韓国としては、時間のかかる個人補償を求めるよりも国家賠償で手を打って、それを経済成長に振り向けるほうが得策、という判断だったとされています。

その際に、「韓国民の個人補償は韓国政府が行う」という合意だったはずが、交渉の非公開を利用して韓国政府はこれを反故にし、経済成長に資金を投入。1980年代に入って賠償金効果が薄れてくると、「日本政府による個人補償」を持ち出してきたのでした。

そうした背後で暗躍したのは、「賠償ビジネス」のうまみを知った日韓の巨大商社と、そこに連なる政治家たちだといわれています。

現実問題として、韓国が個人補償を求めていても実現できなかったと思います。韓国人への個人補償を始めれば、アジア諸国もそれに続いたでしょう。国家賠償は放棄した中国も、個人補償は求めてきたかもしれません。そうなると日本にそんな支払い能力は無く、第1次大戦後のドイツのようになっていたと思います。

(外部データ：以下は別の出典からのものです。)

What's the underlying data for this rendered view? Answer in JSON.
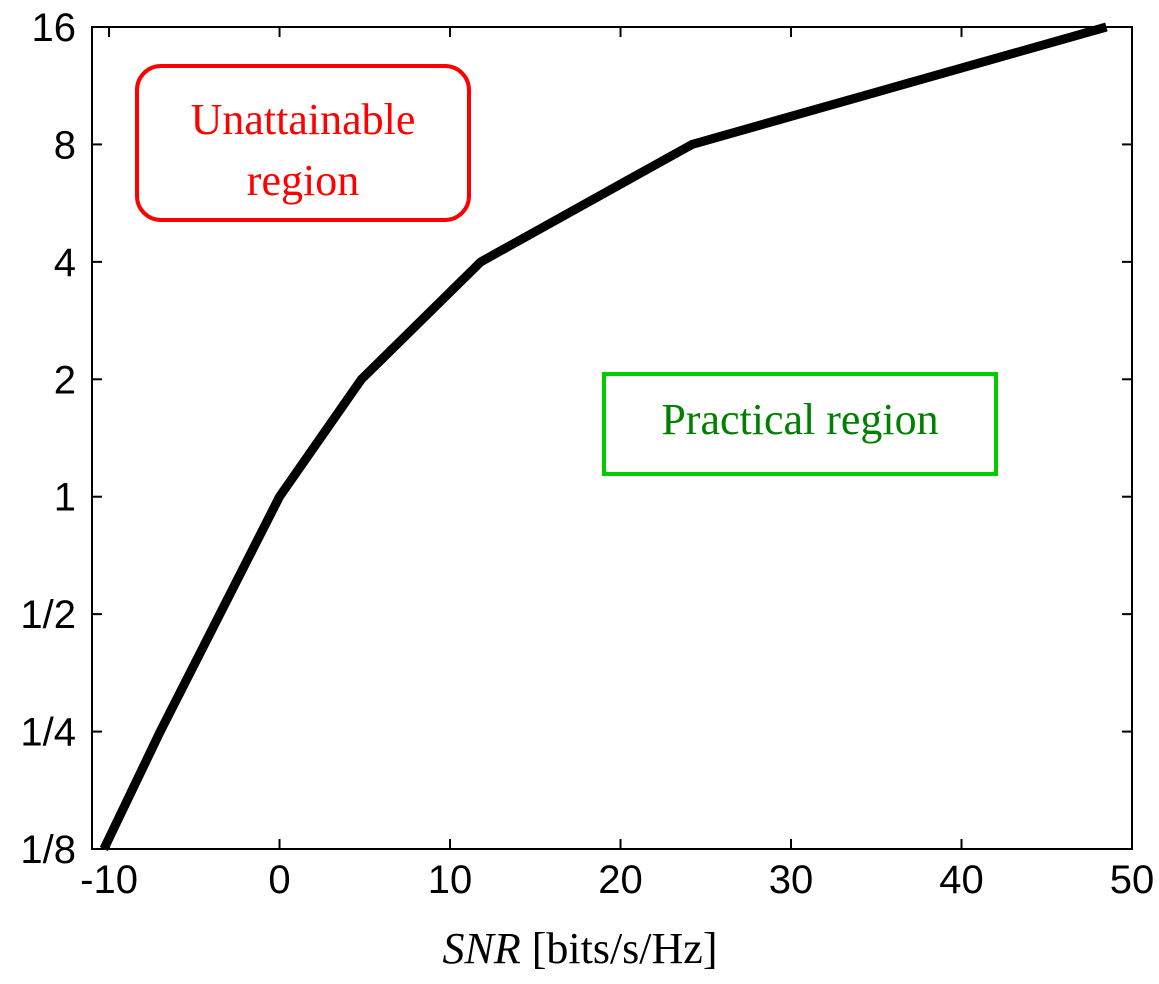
{
  "chart_data": {
    "type": "line",
    "title": "",
    "xlabel_italic": "SNR",
    "xlabel_rest": " [bits/s/Hz]",
    "ylabel": "",
    "x_ticks": [
      -10,
      0,
      10,
      20,
      30,
      40,
      50
    ],
    "x_tick_labels": [
      "-10",
      "0",
      "10",
      "20",
      "30",
      "40",
      "50"
    ],
    "xlim": [
      -11,
      50
    ],
    "y_scale": "log2",
    "y_ticks": [
      0.125,
      0.25,
      0.5,
      1,
      2,
      4,
      8,
      16
    ],
    "y_tick_labels": [
      "1/8",
      "1/4",
      "1/2",
      "1",
      "2",
      "4",
      "8",
      "16"
    ],
    "ylim": [
      0.125,
      16
    ],
    "grid": false,
    "series": [
      {
        "x": [
          -10.3,
          -7,
          -3.5,
          0,
          4.8,
          11.8,
          24.2,
          48.5
        ],
        "y": [
          0.125,
          0.25,
          0.5,
          1,
          2,
          4,
          8,
          16
        ],
        "color": "#000000"
      }
    ],
    "annotations": [
      {
        "lines": [
          "Unattainable",
          "region"
        ],
        "color": "#ff0000",
        "border_color": "#ff0000",
        "rounded": true
      },
      {
        "lines": [
          "Practical region"
        ],
        "color": "#008000",
        "border_color": "#00cc00",
        "rounded": false
      }
    ]
  }
}
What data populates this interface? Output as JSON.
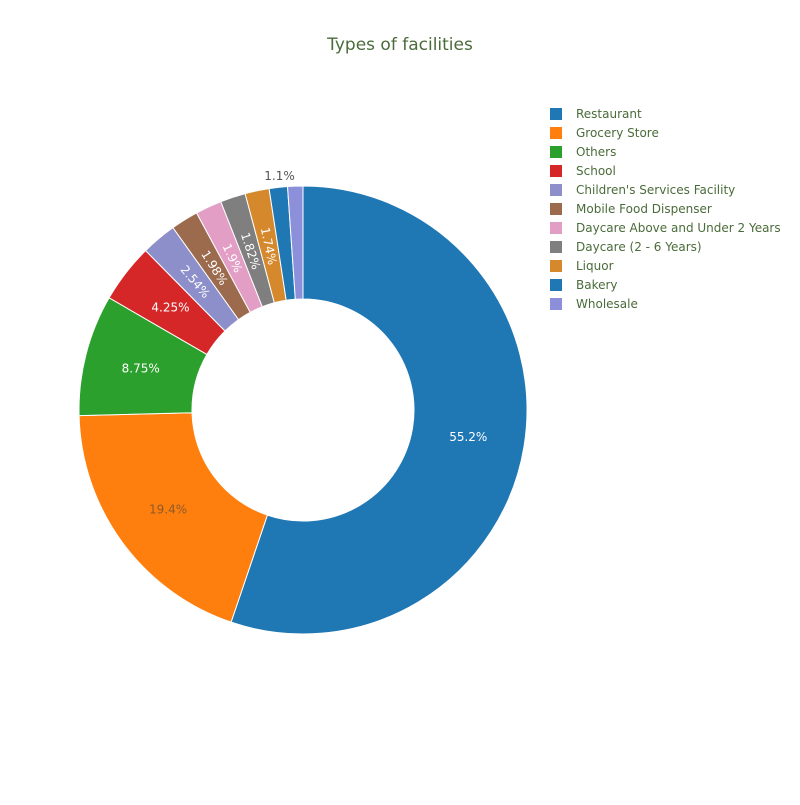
{
  "chart_data": {
    "type": "pie",
    "hole": true,
    "title": "Types of facilities",
    "legend_position": "top-right",
    "text_color": "#4a6b3a",
    "slices": [
      {
        "label": "Restaurant",
        "value": 55.2,
        "text": "55.2%",
        "color": "#1f77b4"
      },
      {
        "label": "Grocery Store",
        "value": 19.4,
        "text": "19.4%",
        "color": "#ff7f0e"
      },
      {
        "label": "Others",
        "value": 8.75,
        "text": "8.75%",
        "color": "#2ca02c"
      },
      {
        "label": "School",
        "value": 4.25,
        "text": "4.25%",
        "color": "#d62728"
      },
      {
        "label": "Children's Services Facility",
        "value": 2.54,
        "text": "2.54%",
        "color": "#8c8fc9"
      },
      {
        "label": "Mobile Food Dispenser",
        "value": 1.98,
        "text": "1.98%",
        "color": "#9c6b4e"
      },
      {
        "label": "Daycare Above and Under 2 Years",
        "value": 1.9,
        "text": "1.9%",
        "color": "#e29ec5"
      },
      {
        "label": "Daycare (2 - 6 Years)",
        "value": 1.82,
        "text": "1.82%",
        "color": "#7f7f7f"
      },
      {
        "label": "Liquor",
        "value": 1.74,
        "text": "1.74%",
        "color": "#d6892c"
      },
      {
        "label": "Bakery",
        "value": 1.32,
        "text": "",
        "color": "#1f77b4"
      },
      {
        "label": "Wholesale",
        "value": 1.1,
        "text": "1.1%",
        "color": "#8c8fd9"
      }
    ]
  }
}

また、ベトナムに出兵した韓国も含め、侵略国が被侵略国の国民に個人補償をした例は恐らくないのではないでしょうか。それどころか、「謝罪」をしたケースですら、ほとんどありません。

日本はアジア女性基金の設立や、民団や総連への税制優遇措置など、民間の活動から、脱法行為すれすれの手法まで動員して、(商社の振り付けにせよ)手を尽くしてきた感があります。

豊かになったいまの韓国、中国の政権は、これまでのようなスジの悪い外交カードをちらつかせるよりも、友好に経済活動をした方が国益になるというレベルに達しているのだと思います。個人補償や謝罪の要求は、そのうち聞かれなくなるのではないかと思います。
by rio (2008-03-30 23:28) 

大鷲の健

大変勉強になりました。
もう1回本を読み返したりして、勉強し直してきます。
ただ、韓国、中国の当時の人々が訴えたり、重い口を開いてくれることがなければ、「あったこと・起こったこと」を知ることも難しい(沖縄もそうですが)ということも現実だということを考えさせられています。

話は変わりますが、「靖国」の映画への政治介入の件、危ない雰囲気を感じているのが自分だけではなければいいのですが。
by 大鷲の健 (2008-04-05 14:29) 

rio

>大鷲の健さん、靖国の映画の上映中止は、政治家向けの試写会があった直後に何らかの圧力がかかり、映画館側が次々に屈服したというものですよね。私も大鷲の健さんと同じく、非常に危険な空気を感じています。

抗議している側の多くは「上映する自由があるのと同じく、抗議する自由もある」というまっとうな立場だそうです。

ただ、「抗議する自由」を言うなら観てからでないとおかしいわけで、そういう意味で、右派代表の産経新聞が「賛否はともかく、観てみたい」と書いたのは当然だと思います。つまり、まともな右翼であれば、「まずは上映しろ」と言わなければいけないはず。

見もせずに上映中止を求める右翼なんてのは試写会に出た政治家と同じぐらいにポンコツだと思うんですが、ほとんどのマスコミはそこを掘り下げず、上映中止→右翼の圧力という図式に単純化してしまいました。

この点についても、非常に危険性を感じます。マスコミの思考停止の背景には、読者の思考停止があるわけで…。早く手を打たなければいけないと思います。